例えば、オンラインストレージやメッセージツールなどのクラウドサービスはシャドーITとして利用されることが多いです。
このようなクラウドサービスは業務の利便性を向上させるものであり、従業員の立場で考えると、便利だから業務で使おう」という発想になってしまいます

これらのクラウドサービスの利用の許可あるいは禁止を判断するためには、サービスの利用ログや特徴、リスク、そして利用の目的といった情報を確認することが必要となります。

また、これらのクラウドサービスが仕様通りの動作をしているとは限りません。

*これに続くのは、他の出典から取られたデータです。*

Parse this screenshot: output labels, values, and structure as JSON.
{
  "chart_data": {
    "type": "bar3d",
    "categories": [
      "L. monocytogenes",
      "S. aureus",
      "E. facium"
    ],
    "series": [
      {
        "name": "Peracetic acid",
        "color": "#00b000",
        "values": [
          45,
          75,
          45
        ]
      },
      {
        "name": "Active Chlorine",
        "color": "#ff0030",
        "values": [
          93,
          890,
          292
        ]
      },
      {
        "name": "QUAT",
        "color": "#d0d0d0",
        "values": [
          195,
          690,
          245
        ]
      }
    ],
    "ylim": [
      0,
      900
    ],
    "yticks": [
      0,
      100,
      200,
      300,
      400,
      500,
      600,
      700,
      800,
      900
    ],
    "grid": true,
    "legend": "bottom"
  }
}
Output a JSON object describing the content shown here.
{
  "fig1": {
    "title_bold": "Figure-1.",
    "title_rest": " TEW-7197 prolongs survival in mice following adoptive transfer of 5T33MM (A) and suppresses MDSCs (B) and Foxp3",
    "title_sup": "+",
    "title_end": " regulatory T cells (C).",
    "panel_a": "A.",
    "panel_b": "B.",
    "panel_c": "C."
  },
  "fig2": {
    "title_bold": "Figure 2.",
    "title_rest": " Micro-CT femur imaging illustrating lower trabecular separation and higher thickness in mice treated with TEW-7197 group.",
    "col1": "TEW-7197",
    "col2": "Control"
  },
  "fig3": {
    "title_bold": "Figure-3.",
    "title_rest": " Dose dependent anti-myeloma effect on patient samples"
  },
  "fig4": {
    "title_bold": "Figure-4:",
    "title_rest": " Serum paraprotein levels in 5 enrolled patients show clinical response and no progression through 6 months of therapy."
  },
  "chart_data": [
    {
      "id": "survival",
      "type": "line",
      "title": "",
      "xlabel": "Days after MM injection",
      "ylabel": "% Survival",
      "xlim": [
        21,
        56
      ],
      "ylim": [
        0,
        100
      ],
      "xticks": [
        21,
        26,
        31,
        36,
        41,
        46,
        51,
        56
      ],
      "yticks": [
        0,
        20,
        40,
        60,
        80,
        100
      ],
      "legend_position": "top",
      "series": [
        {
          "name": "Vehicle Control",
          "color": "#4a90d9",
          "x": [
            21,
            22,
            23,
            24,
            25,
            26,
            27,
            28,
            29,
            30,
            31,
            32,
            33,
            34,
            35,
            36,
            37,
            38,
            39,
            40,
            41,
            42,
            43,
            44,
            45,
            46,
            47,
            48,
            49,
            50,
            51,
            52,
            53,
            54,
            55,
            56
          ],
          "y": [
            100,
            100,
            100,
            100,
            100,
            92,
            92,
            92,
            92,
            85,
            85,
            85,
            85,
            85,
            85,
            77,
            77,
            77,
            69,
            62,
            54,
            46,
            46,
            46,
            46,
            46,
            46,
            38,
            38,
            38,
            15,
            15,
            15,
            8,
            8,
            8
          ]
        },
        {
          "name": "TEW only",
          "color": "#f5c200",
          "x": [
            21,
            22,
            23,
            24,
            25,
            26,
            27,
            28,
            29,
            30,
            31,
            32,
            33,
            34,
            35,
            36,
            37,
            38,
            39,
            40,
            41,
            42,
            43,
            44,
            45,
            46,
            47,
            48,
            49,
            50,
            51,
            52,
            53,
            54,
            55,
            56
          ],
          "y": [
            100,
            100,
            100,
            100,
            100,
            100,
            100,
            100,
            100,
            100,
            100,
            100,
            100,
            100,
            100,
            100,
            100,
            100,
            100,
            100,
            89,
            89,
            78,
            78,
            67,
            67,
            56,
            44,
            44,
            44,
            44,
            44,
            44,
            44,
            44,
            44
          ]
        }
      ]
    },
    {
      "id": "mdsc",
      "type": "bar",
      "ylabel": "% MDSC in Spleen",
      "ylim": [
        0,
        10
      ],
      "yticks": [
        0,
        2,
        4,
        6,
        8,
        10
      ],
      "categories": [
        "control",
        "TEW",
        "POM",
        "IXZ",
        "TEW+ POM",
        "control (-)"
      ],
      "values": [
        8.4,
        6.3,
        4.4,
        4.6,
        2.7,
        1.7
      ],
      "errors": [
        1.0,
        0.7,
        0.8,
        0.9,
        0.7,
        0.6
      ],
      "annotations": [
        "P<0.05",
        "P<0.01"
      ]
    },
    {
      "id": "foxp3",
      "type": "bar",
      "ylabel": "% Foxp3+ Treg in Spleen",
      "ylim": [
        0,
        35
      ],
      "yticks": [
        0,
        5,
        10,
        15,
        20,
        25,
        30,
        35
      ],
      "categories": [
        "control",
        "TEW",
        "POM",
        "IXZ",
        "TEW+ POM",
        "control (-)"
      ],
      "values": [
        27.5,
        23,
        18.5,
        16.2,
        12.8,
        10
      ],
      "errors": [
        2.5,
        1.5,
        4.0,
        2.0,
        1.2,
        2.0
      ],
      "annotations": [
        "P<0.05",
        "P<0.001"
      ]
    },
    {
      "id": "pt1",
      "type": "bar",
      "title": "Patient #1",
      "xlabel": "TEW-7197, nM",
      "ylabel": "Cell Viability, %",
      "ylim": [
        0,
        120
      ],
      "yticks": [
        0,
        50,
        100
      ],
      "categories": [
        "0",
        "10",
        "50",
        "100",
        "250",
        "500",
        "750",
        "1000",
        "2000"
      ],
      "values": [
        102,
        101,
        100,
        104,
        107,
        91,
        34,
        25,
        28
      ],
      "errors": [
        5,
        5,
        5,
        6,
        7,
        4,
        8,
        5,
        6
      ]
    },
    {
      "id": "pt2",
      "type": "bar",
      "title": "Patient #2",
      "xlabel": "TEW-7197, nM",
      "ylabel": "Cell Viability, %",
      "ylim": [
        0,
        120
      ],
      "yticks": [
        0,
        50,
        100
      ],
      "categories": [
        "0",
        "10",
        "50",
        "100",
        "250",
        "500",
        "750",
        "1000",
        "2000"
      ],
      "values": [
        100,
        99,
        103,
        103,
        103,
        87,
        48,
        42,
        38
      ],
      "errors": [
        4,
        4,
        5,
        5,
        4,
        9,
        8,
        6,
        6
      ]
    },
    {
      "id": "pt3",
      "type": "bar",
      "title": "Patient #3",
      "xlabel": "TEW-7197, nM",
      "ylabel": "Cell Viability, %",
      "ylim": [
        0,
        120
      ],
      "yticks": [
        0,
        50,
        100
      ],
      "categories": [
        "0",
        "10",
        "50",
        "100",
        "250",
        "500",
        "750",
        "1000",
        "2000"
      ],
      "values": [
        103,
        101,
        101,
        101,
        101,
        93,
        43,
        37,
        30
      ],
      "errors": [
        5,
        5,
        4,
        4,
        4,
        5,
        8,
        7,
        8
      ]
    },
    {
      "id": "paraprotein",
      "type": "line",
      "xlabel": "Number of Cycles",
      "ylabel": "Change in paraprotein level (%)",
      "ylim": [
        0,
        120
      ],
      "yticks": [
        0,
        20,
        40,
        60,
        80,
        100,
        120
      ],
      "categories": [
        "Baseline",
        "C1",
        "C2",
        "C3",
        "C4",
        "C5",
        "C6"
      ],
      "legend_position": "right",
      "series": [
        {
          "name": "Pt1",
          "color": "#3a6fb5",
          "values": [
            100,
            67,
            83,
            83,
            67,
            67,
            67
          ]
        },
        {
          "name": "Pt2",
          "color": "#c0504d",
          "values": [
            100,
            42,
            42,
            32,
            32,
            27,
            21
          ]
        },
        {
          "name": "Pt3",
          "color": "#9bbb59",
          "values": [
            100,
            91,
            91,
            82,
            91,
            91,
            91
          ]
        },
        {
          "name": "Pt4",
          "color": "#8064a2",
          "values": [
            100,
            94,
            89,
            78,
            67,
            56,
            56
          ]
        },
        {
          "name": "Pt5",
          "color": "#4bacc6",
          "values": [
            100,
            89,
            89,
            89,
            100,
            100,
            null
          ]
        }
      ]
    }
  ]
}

そのため運用面、技術面での統制が難しいことも、シャドーITとなる要因の一つとなっています。

特にWebサイトではSSLに対応させることで、SEOで有利になるGoogleアップデートが施行されました。これはHTTPS通信に対応していないWebサイトの評価が下がる、ということですが、この仕様により通信内容が暗号化されてしまうため、第三者が通信の内容を知ることが困難です。

シャドーIT対策には現場へのヒアリングが不可避

そもそも従業員はなぜシャドーITを使うのでしょうか。理由の一つとして、現場での業務が非効率であると感じていることがあげられます。例えば業務で大量のデータの処理が必要なのに、パソコンには十分な空き容量がないため、私物のUSBメモリを使ったり、プライベートアカウントのクラウドストレージを使ったりしてしまうといった点です。

シャドーIT対策には、シャドーITが使われている現場にヒアリングして、代替案を用意することが重要です。ただ単純に禁止するだけでは、シャドーITは解決しません。シャドーITを使わなくても業務を効率的に行える代案があれば、シャドーITは自然と減少するでしょう。

まとめ

シャドーITを使っている従業員は、業務を効率的に進めるためという目的でシャドーITを取り入れているため、セキュリティリスクに無自覚な場合もあります。そのため、ただ単純にシャドーITを禁止するだけでは、問題は解決しません。

シャドーIT対策に最適解はありませんが、現場で働いている従業員に対するヒアリングを徹底して、代替案を用意することが現実的な対策となります。